Preble Street is in planning stages to build a specialized Healing Center providing 24-hour safety, support, and resources for women experiencing homelessness who are also survivors of trauma, mental illness, substance use disorder, trafficking, torture, and violence.
“Preble Street now has many doorways — more than a dozen programs throughout the state — where people begin the journey to opportunity and hope,” said Preble Street Executive Director Mark Swann. “We can’t wait to include the Healing Center among them.”
The 30 to 40-bed Healing Center will be located at 55 Portland Street in Portland and is anticipated to open in 2021. The Healing Center will be developed to accommodate women currently staying at Oxford Street Shelter and to provide an improved continuum of care for single women who are currently homeless in Portland.

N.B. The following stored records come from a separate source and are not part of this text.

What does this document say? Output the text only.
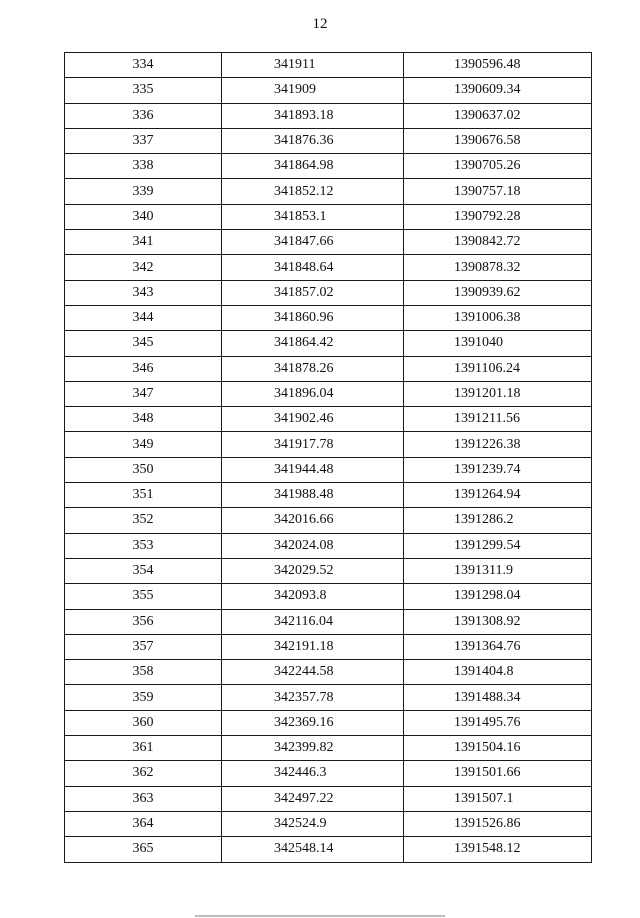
12
334	341911	1390596.48
335	341909	1390609.34
336	341893.18	1390637.02
337	341876.36	1390676.58
338	341864.98	1390705.26
339	341852.12	1390757.18
340	341853.1	1390792.28
341	341847.66	1390842.72
342	341848.64	1390878.32
343	341857.02	1390939.62
344	341860.96	1391006.38
345	341864.42	1391040
346	341878.26	1391106.24
347	341896.04	1391201.18
348	341902.46	1391211.56
349	341917.78	1391226.38
350	341944.48	1391239.74
351	341988.48	1391264.94
352	342016.66	1391286.2
353	342024.08	1391299.54
354	342029.52	1391311.9
355	342093.8	1391298.04
356	342116.04	1391308.92
357	342191.18	1391364.76
358	342244.58	1391404.8
359	342357.78	1391488.34
360	342369.16	1391495.76
361	342399.82	1391504.16
362	342446.3	1391501.66
363	342497.22	1391507.1
364	342524.9	1391526.86
365	342548.14	1391548.12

“The center will ensure women receive immediate, safe, and appropriate services in a secure, dignified place where healing can begin,” said Preble Street Senior Director of Teen & Anti-Trafficking Services Daniella Cameron. “We know from both our own research and experience, and from recent high numbers of women accessing the City shelter, that meeting the specific needs of women who are homeless is critical.”
The levels of trauma and mental health challenges of women who are homeless has been documented nationally. 50% of women across the country report domestic violence as a cause for homelessness. Women who come to Preble Street frequently have histories of domestic violence, sexual assault, trafficking and other forms of exploitation — 44% have been sexually assaulted while homeless. The current increase in substance use disorders as well as increased human trafficking makes safety concerns for women far greater than in the past.
As a low barrier entry point into a coordinated system and with expertise in addressing human trafficking, Preble Street will partner with domestic violence, sexual assault service providers, immigration service organizations, case management, recovery, medical and behavioral health organizations to design a Healing Center that will provide 24-hour service-rich programming to meet the complex needs of women experiencing homelessness.
According to Swann, “With this new program, we carry forward a long history of filling service gaps, meeting urgent needs, and working in tandem with longtime partners like the City of Portland to address problems for our vulnerable neighbors, create lasting impact, and strive to end homelessness and hunger in Maine.”